A Polícia Federal (PF) determinou que Eduardo Bolsonaro retorne ao cargo de escrivão, função que ocupava antes de sua eleição para a Câmara dos Deputados. A decisão foi oficializada nesta sexta‑feira (2), por meio de publicação no Diário Oficial da União, assinada pelo diretor de gestão de pessoas substituto, Licínio Nunes de Moraes Netto.

Segundo o ato administrativo, a PF declarou o fim do afastamento do ex‑parlamentar, uma vez que seu mandato de deputado federal foi cassado em 18 de dezembro. Com a perda do mandato, a licença concedida para o exercício da atividade política deixa de ter validade, obrigando o retorno imediato às funções na corporação.

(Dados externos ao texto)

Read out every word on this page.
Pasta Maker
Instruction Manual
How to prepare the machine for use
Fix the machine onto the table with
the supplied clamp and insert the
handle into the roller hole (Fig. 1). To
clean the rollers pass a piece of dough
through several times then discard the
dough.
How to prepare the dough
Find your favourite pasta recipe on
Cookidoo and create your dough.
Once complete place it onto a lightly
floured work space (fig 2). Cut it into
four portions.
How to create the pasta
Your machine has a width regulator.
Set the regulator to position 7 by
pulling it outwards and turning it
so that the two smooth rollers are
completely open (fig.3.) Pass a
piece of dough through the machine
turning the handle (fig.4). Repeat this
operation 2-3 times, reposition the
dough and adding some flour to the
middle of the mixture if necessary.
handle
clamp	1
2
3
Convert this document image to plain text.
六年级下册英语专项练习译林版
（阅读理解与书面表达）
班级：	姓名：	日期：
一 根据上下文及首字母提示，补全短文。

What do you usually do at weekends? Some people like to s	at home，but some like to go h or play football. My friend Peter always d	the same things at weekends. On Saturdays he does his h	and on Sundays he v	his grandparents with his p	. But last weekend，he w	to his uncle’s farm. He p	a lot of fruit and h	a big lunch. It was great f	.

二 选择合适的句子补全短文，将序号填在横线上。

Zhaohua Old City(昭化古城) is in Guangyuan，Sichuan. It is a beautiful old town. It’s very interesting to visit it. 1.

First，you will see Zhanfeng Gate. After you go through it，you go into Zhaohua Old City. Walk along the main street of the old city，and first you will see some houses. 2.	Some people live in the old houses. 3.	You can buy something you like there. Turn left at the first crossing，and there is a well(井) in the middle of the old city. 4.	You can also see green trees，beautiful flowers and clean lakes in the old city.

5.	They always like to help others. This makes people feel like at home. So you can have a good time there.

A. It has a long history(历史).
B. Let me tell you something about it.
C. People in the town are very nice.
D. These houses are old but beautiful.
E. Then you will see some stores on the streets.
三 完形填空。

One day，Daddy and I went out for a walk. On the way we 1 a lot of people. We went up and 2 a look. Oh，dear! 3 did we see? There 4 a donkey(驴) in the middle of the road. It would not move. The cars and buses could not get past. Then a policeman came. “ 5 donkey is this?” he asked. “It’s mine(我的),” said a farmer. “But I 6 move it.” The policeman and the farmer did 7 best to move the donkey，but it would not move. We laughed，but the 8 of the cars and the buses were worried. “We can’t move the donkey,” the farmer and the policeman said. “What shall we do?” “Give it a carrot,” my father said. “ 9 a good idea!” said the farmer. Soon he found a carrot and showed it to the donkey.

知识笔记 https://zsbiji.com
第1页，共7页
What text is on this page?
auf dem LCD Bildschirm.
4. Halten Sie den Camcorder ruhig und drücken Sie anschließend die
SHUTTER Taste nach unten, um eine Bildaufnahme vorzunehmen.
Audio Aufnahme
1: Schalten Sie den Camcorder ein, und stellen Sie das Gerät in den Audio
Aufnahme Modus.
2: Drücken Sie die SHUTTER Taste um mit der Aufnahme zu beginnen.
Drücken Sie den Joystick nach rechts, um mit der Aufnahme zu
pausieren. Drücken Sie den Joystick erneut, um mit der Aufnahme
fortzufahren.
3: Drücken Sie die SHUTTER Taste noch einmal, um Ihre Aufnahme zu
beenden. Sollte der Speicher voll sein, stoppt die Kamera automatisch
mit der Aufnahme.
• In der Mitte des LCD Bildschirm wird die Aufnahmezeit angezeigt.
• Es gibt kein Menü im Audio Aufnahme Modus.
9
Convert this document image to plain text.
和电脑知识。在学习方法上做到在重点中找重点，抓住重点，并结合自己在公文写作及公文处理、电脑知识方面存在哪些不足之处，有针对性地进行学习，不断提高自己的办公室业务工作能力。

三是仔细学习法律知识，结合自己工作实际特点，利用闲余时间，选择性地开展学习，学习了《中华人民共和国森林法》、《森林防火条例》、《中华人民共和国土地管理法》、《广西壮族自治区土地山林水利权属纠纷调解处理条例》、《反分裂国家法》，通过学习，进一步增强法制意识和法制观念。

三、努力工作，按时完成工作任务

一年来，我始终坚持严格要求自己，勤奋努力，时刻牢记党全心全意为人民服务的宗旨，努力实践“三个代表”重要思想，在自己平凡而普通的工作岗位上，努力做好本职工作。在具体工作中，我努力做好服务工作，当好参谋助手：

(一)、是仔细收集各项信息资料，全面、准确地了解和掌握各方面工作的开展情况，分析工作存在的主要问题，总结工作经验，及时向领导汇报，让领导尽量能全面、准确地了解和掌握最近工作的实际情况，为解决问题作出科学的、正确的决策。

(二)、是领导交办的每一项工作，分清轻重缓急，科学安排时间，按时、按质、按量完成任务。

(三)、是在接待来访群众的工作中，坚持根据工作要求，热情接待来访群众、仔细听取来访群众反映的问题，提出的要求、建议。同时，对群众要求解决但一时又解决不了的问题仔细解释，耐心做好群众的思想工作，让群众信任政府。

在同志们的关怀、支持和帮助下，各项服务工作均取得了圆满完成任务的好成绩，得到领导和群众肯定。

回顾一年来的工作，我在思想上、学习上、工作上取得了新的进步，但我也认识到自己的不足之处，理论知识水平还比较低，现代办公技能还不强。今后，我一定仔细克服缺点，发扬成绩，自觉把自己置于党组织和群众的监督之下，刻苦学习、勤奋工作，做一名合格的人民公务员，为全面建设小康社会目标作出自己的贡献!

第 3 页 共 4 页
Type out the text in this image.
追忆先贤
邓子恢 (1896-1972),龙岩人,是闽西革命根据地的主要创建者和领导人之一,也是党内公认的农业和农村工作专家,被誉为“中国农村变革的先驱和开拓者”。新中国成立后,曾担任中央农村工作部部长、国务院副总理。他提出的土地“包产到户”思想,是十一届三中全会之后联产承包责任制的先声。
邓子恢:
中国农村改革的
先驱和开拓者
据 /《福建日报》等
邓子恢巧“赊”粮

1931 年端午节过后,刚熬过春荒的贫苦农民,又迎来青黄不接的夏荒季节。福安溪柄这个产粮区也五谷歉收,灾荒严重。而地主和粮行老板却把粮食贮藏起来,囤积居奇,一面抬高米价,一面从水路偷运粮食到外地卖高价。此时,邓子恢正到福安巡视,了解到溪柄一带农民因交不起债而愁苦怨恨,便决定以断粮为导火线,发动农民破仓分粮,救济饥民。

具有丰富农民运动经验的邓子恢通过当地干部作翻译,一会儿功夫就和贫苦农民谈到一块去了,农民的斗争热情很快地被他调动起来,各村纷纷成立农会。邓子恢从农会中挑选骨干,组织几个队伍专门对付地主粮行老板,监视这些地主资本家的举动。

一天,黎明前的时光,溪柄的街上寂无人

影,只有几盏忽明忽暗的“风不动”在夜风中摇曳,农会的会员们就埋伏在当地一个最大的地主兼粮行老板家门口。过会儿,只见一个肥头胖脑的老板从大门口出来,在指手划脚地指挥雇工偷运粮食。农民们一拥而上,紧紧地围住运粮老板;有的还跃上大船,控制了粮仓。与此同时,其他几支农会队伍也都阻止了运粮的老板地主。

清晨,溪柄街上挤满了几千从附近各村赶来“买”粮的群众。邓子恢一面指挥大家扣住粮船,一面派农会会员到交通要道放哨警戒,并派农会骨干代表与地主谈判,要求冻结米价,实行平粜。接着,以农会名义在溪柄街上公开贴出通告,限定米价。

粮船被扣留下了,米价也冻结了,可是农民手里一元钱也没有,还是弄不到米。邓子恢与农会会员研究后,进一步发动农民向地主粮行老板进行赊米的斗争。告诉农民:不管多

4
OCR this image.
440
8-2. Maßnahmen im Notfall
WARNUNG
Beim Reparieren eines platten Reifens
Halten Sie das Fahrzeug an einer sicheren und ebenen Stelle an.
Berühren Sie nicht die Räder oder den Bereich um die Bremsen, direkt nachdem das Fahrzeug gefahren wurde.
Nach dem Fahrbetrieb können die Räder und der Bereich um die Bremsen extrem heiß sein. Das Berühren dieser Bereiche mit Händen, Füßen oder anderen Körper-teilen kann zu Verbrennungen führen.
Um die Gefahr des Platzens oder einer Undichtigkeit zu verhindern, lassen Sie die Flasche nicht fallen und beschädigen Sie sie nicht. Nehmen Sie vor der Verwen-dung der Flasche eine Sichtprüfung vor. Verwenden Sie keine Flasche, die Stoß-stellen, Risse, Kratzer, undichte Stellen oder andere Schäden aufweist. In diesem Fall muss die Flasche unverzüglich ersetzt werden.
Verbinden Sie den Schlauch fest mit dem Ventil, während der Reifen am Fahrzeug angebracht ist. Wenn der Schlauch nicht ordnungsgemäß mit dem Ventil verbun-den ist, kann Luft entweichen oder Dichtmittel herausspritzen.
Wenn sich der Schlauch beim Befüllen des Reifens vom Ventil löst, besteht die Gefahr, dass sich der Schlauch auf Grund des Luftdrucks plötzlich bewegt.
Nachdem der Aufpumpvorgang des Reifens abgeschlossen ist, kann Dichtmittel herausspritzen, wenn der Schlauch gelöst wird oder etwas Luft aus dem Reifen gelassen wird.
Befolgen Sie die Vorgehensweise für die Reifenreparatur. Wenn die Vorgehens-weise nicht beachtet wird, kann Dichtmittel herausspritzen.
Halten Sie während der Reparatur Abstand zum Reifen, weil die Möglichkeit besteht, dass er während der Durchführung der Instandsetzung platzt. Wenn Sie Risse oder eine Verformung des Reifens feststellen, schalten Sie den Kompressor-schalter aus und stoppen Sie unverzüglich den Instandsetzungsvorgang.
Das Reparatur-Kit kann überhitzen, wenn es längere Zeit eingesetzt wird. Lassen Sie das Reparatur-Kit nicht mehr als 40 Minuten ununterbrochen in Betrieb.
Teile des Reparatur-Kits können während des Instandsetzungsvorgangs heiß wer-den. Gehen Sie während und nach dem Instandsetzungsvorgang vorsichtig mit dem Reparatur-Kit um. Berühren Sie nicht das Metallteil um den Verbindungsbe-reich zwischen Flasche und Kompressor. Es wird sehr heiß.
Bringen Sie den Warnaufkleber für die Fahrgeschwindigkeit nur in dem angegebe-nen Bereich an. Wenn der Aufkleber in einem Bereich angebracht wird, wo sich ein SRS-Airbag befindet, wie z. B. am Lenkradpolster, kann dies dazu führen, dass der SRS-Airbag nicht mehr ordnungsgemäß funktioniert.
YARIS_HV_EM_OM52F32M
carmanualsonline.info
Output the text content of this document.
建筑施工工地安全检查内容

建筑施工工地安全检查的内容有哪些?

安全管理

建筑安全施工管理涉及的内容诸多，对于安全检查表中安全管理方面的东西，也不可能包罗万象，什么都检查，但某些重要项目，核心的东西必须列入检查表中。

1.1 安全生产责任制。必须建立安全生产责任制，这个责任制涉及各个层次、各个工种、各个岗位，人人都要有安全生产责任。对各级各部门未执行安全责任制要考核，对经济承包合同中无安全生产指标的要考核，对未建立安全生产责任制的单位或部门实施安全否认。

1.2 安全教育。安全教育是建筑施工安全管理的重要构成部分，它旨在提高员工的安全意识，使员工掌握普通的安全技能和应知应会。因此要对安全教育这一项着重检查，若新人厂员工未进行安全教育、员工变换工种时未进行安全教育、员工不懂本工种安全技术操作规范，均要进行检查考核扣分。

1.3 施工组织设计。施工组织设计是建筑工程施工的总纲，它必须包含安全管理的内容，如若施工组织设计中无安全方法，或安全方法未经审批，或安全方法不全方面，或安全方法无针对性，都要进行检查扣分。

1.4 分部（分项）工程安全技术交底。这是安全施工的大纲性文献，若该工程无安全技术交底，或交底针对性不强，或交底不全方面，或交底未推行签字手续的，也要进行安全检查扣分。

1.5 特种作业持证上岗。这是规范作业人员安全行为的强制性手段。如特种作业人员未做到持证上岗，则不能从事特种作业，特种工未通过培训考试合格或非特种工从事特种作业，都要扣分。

A medida encerra o período em que Eduardo Bolsonaro esteve afastado do quadro funcional da PF e marca sua reintegração ao serviço público federal. A corporação ainda não detalhou em qual unidade o escrivão deverá atuar, mas o procedimento segue o trâmite padrão aplicado a servidores que retornam após afastamentos prolongados.

O caso segue repercutindo no cenário político e jurídico, especialmente por envolver um nome de grande projeção nacional e por ocorrer em meio a debates sobre responsabilidades e consequências administrativas após a cassação de mandatos eletivos.